Trauma: one size does not fit all
Researchers acknowledge there is an incredibly wide and varied experience of trauma and PTSD among humans and rats. Senior author of the joint UC Berkley and UCSF research, Daniela Kaufer spoke to Neuroscience News saying:
“We understand that there’s a lot of individual variation in humans, but with rats, they’re genetically identical, so you think when you expose them to stress you’re going to get the same response…But the response is extremely variable. They sort of fall into groups, such that some are really resilient, and some are vulnerable. And the ones that are vulnerable are vulnerable in different ways: Some show avoidance behaviour, and some show fear learning problems, and some show startle responses that are exaggerated.”

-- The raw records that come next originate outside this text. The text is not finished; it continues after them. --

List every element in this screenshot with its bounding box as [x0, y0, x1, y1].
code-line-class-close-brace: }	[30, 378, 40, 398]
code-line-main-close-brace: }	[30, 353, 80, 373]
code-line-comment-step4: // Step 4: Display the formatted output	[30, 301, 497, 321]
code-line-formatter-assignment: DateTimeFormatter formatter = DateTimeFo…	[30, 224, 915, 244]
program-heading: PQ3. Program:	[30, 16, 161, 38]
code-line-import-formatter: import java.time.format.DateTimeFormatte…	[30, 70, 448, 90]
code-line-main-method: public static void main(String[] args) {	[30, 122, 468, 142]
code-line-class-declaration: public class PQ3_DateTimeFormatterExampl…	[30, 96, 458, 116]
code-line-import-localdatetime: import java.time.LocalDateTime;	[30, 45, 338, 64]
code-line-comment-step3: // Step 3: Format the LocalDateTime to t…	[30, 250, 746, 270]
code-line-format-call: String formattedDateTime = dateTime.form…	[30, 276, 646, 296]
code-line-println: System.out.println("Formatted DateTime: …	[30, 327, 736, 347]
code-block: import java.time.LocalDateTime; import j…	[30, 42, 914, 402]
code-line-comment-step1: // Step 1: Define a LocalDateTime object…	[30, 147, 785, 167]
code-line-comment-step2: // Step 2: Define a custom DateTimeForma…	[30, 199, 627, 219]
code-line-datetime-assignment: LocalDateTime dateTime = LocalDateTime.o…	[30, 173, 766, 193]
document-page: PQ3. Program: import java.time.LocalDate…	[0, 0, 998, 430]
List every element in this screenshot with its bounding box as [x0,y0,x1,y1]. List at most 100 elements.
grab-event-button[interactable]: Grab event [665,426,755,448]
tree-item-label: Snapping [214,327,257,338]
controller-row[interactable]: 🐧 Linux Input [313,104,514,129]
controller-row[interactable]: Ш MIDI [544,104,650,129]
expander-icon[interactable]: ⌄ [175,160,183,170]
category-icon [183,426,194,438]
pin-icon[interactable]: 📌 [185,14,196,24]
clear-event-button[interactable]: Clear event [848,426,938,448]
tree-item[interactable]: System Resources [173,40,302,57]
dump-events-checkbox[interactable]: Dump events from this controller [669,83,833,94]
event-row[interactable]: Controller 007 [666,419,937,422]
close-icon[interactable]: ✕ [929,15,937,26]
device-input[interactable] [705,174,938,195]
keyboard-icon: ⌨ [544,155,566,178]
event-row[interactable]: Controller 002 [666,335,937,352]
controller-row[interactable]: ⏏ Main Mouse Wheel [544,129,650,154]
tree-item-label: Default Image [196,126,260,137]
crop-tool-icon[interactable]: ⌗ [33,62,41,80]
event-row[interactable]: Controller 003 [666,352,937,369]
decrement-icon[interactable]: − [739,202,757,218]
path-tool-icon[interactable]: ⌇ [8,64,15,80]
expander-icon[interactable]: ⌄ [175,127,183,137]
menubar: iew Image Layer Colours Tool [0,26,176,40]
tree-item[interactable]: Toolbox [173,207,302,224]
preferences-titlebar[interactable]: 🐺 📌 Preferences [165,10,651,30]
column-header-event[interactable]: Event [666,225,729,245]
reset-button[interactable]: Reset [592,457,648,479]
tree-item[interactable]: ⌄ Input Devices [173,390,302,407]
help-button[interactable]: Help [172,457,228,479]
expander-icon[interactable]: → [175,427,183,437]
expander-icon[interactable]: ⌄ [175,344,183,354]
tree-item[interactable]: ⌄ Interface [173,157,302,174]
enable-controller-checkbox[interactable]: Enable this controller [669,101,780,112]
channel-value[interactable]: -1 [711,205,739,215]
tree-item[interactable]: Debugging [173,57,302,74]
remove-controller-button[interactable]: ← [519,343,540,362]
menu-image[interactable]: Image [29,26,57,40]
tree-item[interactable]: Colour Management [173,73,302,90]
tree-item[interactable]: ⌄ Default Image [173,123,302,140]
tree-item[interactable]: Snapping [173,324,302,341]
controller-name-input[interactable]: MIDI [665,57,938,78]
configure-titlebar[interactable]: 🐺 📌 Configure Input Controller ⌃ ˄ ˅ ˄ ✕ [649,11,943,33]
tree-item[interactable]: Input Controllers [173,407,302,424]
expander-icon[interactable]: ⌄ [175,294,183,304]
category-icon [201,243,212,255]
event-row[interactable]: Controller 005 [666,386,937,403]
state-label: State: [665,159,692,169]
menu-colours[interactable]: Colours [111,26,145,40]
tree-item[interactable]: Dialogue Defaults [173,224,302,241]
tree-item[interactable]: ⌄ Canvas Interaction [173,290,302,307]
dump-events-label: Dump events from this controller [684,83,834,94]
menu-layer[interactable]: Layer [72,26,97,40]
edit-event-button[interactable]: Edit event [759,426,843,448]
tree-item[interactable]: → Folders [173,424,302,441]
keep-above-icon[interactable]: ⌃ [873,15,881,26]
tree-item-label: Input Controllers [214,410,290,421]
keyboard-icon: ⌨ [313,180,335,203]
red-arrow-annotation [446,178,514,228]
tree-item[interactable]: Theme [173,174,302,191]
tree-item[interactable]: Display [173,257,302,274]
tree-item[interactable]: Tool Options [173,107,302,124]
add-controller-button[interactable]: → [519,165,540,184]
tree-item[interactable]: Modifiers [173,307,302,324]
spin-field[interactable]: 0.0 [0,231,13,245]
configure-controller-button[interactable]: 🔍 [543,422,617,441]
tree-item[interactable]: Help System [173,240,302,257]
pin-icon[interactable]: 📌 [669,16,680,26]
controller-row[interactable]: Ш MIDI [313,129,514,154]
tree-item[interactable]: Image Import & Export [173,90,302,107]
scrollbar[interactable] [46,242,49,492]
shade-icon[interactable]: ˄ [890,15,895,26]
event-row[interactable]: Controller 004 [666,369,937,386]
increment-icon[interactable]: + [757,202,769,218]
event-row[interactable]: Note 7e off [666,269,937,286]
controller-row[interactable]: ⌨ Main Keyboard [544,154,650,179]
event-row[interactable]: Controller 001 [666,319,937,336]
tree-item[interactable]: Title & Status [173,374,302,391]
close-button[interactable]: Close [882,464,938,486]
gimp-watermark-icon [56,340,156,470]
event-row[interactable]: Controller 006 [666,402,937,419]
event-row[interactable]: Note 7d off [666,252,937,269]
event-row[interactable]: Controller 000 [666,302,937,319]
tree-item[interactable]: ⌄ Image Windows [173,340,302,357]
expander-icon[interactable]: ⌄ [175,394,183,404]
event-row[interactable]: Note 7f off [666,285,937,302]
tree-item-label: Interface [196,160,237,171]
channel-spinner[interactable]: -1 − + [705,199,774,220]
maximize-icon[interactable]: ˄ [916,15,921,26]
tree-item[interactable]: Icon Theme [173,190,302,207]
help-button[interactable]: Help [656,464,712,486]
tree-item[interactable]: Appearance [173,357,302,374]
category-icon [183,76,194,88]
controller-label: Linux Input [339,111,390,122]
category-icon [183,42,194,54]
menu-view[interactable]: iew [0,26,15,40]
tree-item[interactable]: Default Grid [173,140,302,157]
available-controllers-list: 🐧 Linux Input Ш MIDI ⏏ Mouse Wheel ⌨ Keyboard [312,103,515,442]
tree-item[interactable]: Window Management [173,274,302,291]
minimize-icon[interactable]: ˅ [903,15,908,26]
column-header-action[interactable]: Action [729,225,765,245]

Dr. Thomas Neylan, also senior author of the research, and director of a specialist PTSD and stress clinic in San Francisco, believes their research provides a possible answer to just how individual the response to trauma is. Neylan said, the typical symptoms of stress and PTSD might actually be due to what areas of the brain are being myelinated due to the stressful or traumatic experience.
“Some people are very avoidant. Some people are very hyperreactive. The idea is that if you can show that these different symptom clusters have different neural circuitry, it might actually lead us closer to subtyping people in a way that we could be more targeted in our treatment.” Said Dr. Thomas Neylan.

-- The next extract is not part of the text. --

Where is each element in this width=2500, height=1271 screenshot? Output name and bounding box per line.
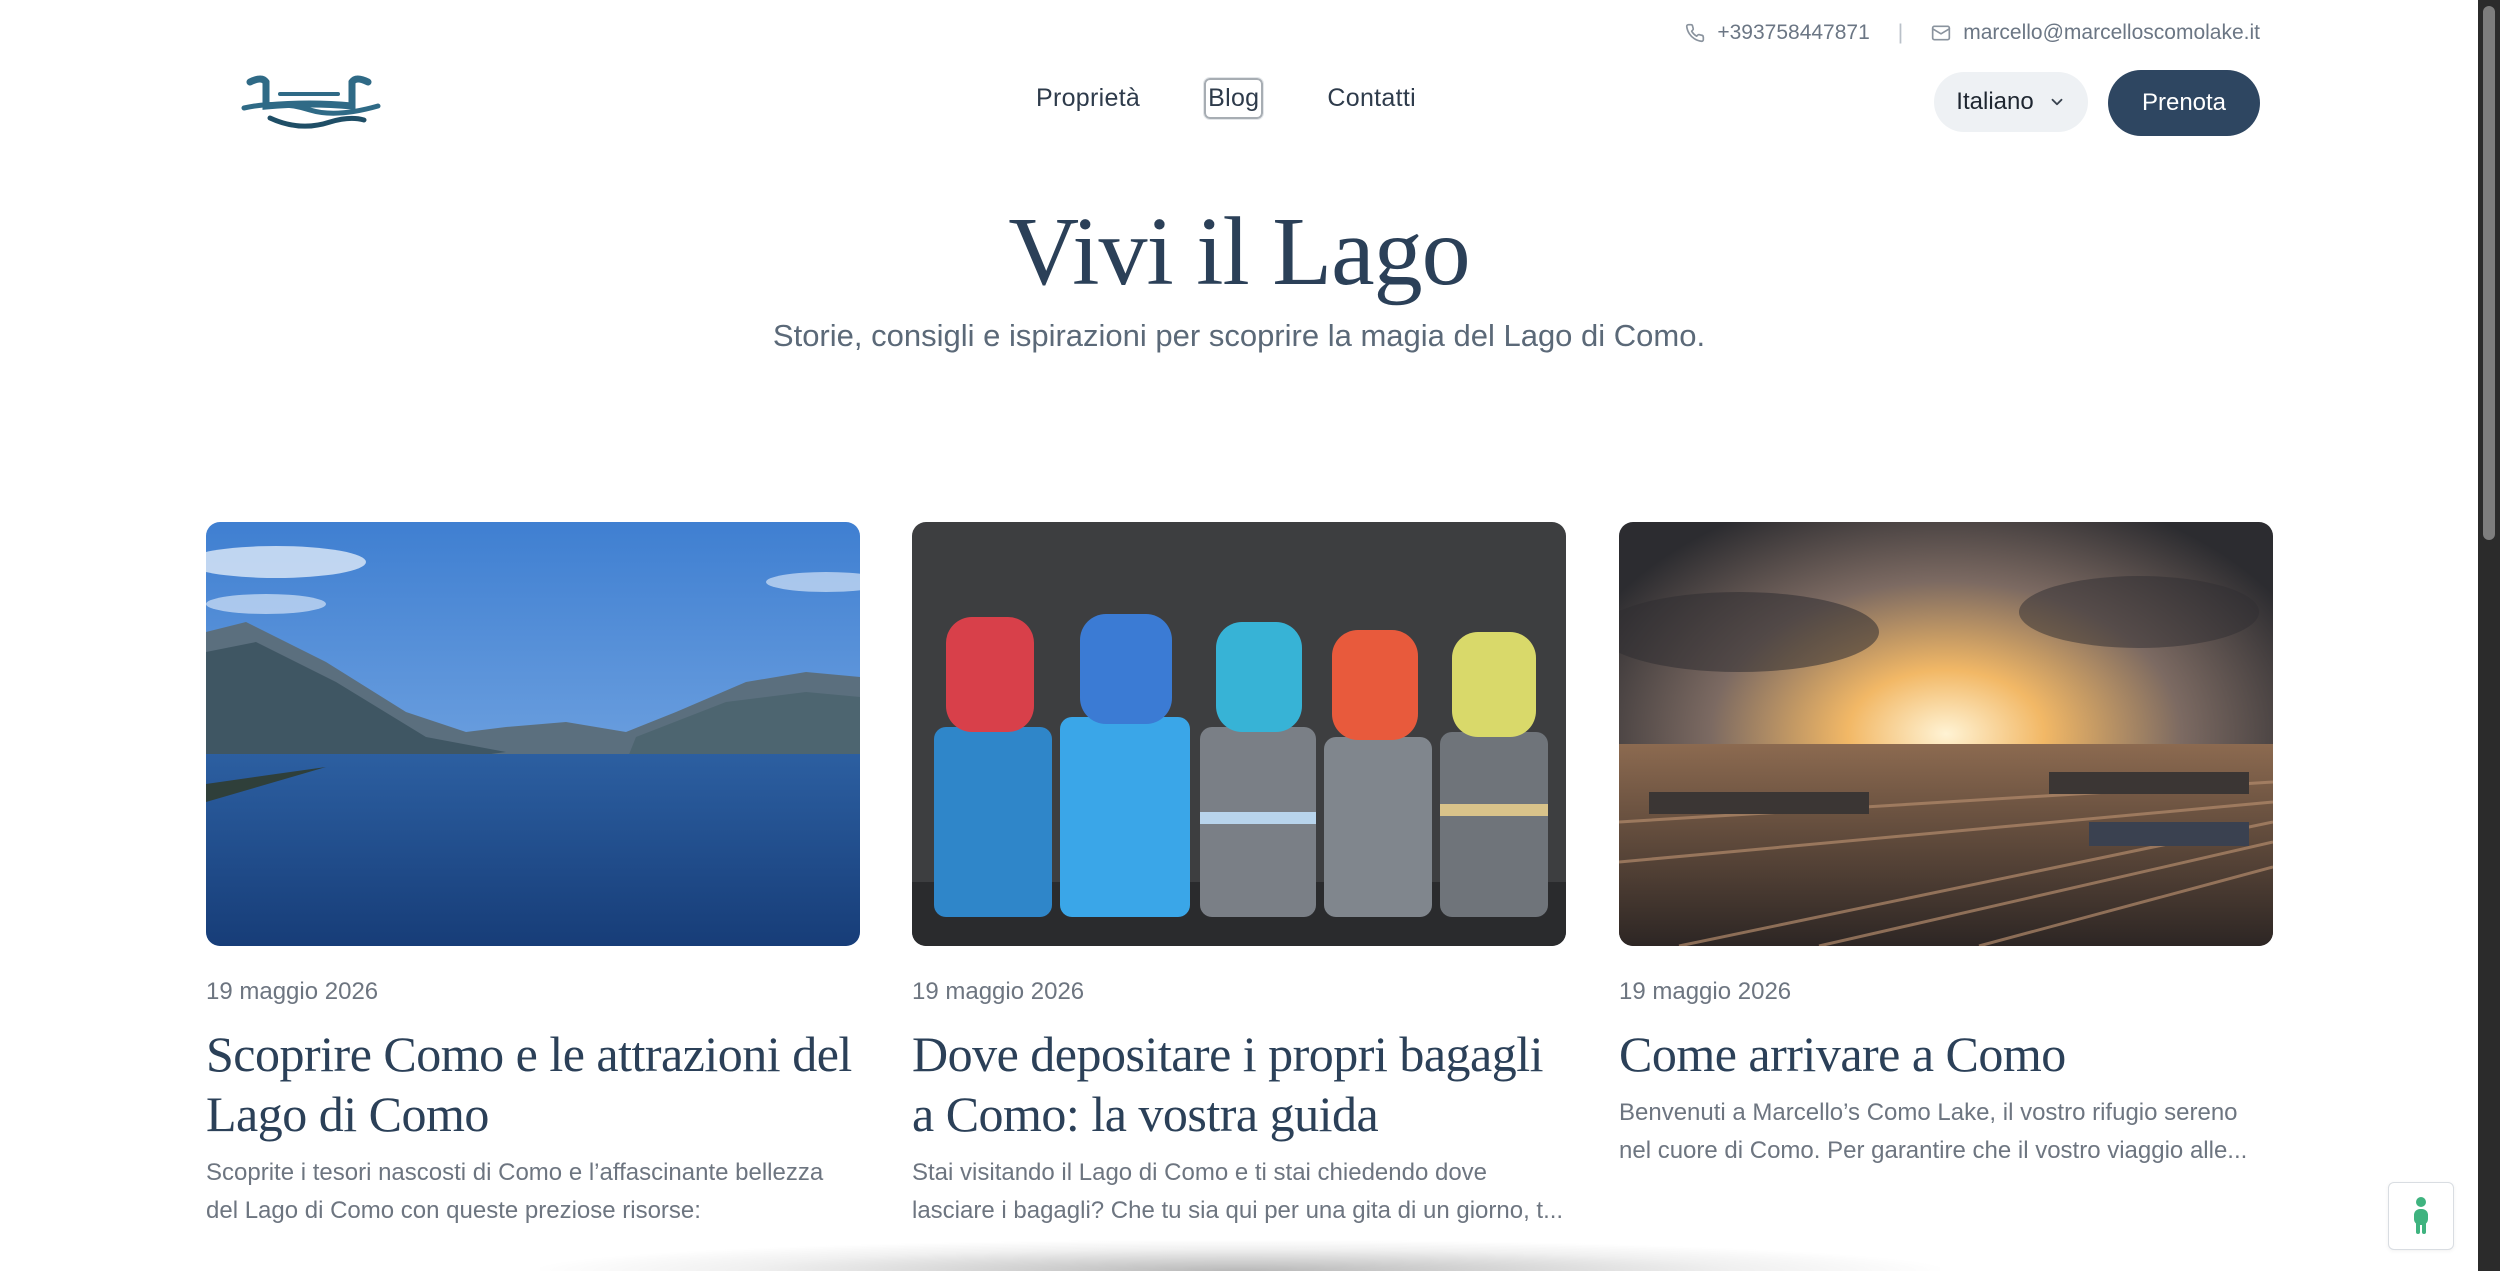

This research, published at the end of last year in Transactional Psychiatry, could be a essential learning point in our understanding of how and why people develop trauma disorders.
- See also: 'Psilocybin found to 'repair' neural connections in mammalian brain'
- See also: 'How trauma informed care could help identify and treat ADHD'
- See also: 'EMDR: the “hyperspace” of processing traumatic memories'
Ground-breaking findings
The researchers ultimately, have found that acute stress produces more of something called a glial cell, which in turn is the cell that goes onto create myelin. When there is too much myelin in a brain region or around a connection between one region and another, it could create ‘hyperresponsive’ connections. This could be the answer to things like hypervigilance, avoidance behaviour and emotional dysregulation that are experienced by many people with both PTSD and complex PTSD (C-PTSD).
“If experience leads you to start to lay down myelin to strengthen certain connections—let’s say your ability to respond quickly to a fearful stimulus—you can speed up that circuit, but you lose the kind of broader adaptive flexibility that you normally would have with mostly unmyelinated axons and dendrites. People with PTSD become almost like a one-note musician—they really know how to respond to fear. But that enhanced, quick response to fear may diminish their adaptive flexibility for non-fear-type behaviour.” Dr. Neylan said.
This is positive news for those experiencing the debilitating symptoms of trauma disorders such as PTSD and C-PTSD. If these findings are backed up by more research across other demographics (such as those with PTSD diagnosis who are not veterans, it could be that scanning these areas of the brain becomes part of an integrated and holistic approach to treating trauma in the future.